Und was, wird sich der Besucher fragen, soll an dem Ganzen nun Salucci sein? Eine Rekonstruktion hatten die Architekten mit ihrem Konzept wohlgemerkt von Anfang an nicht im Sinn. Das Haus hat seine Bestimmung gewandelt, eine Rückkehr zum Wohnsitz der Töchter König Wilhelms I. von Württemberg, Marie und Sophie, wäre darum auch unsinnig gewesen. Lederer, Ragnarsdottir, Oei denken strukturell, und sie denken immer von der Stadt her. So kam es ihnen darauf an, einerseits die ursprüngliche Symmetrie der Raumorganisation mit beidseitig um eine zentrale Halle angeordneten Treppen wieder herzustellen – und damit andererseits auch den Bezug des Gebäudes zur städtebaulichen Anlage an diesem Ort.

 

Denn Salucci hatte architektonisch sehr präzise auf den Stadtplan reagiert: Am Schnittpunkt von Planie und Neckarstraße nahm das Wilhelmspalais als städtebauliches Pendant zum Kronprinzenpalais (heute Kunstmuseum) im Grundriss zum einen die Planie-Achse auf und führte sie in gerader Linie über die Freitreppe genau mittig durch die Halle und die Uhlandstraße hinauf bis zur Alexanderstraße fort. Der rechteckige Baukörper parallel zur heutigen Konrad-Adenauer-Straße markiert zum andern den Startpunkt der Achse, die schon im 19. Jahrhundert mit Bauten für Bildung und Kultur eine Art Kulturmeile war. Die Stadt band das Gebäude ein, floss durch es hindurch und gab ihm Richtung.

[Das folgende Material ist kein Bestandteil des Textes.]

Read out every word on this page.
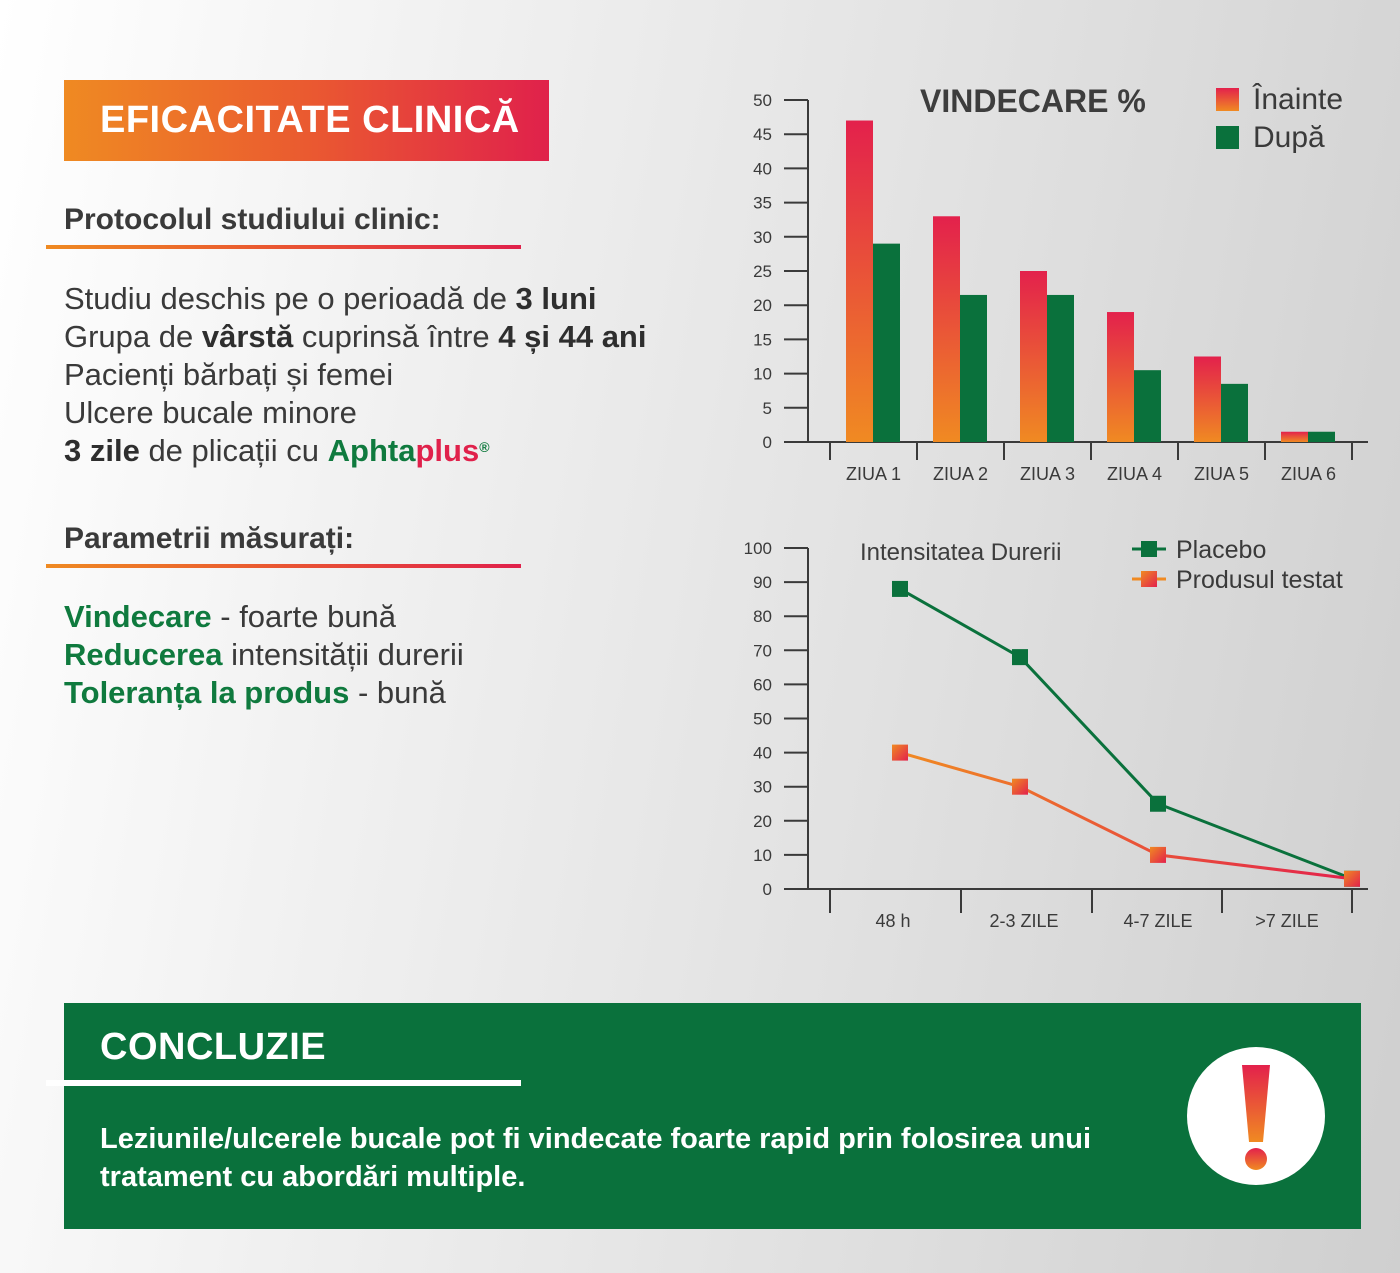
EFICACITATE CLINICĂ
Protocolul studiului clinic:
Studiu deschis pe o perioadă de 3 luni
Grupa de vârstă cuprinsă între 4 și 44 ani
Pacienți bărbați și femei
Ulcere bucale minore
3 zile de plicații cu Aphtaplus®
Parametrii măsurați:
Vindecare - foarte bună
Reducerea intensității durerii
Toleranța la produs - bună
VINDECARE %	Înainte
După
0
5
10
15
20
25
30
35
40
45
50
ZIUA 1 ZIUA 2 ZIUA 3 ZIUA 4 ZIUA 5 ZIUA 6
Intensitatea Durerii	Placebo
Produsul testat
0
10
20
30
40
50
60
70
80
90
100
48 h	2-3 ZILE	4-7 ZILE	>7 ZILE
CONCLUZIE
Leziunile/ulcerele bucale pot fi vindecate foarte rapid prin folosirea unui tratament cu abordări multiple.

Die Geschichte hatte ausgedient

Wilhelm Tiedjes Bibliotheksbau hatte diese subtilen Bezüge radikal gekappt und mit der genau in der zentralen Sichtachse platzierten Haupttreppe der Geschichte den Stinkefinger gezeigt, ganz im damaligen Zeitgeist. Da die Stadt draußen sich in jenen Jahren aber ebenso radikal autogerecht neu erfand, war dieser Zusammenhang ohnehin verloren gegangen. Die Zeitgenossen begrüßten ausdrücklich Tiedjes Entscheidung, den Haupteingang auf die Rückseite des Hauses zu verlegen, weil man dort vorfahren konnte, während die marginalisierte Stadtseite allenfalls noch den paar Fußgängern vorbehalten blieb, die es schafften, lebend über die B14 zu kommen.

Mit dem umgewidmeten Wilhelmspalais erhält Stuttgart nicht nur ein formidables neues Stadtmuseum. Indem es den öffentlichen Raum als konstituierende Grundlage der Architektur wieder sichtbar macht, ist das Haus zugleich ein wichtiges Stück Stadtreparatur. Diese bleibt jedoch so lange Stückwerk, wie die große Freitreppe auf sich warten lässt, mit der die Architekten den urbanen Anschluss an die Konrad-Adenauer-Straße und die Innenstadt herstellen wollen. Aber gut Ding will im Gemeinderat Weile haben. Acht Jahre Bedenkzeit gehen schließlich rum wie nichts. Dass die vorgesehenen Brunnen am Aufgang schon weggespart wurden, hat – man denke an die dem Rotstift zum Opfer gefallenen Wasserbecken an der neuen Stadtbibliothek – in Stuttgart dagegen Methode.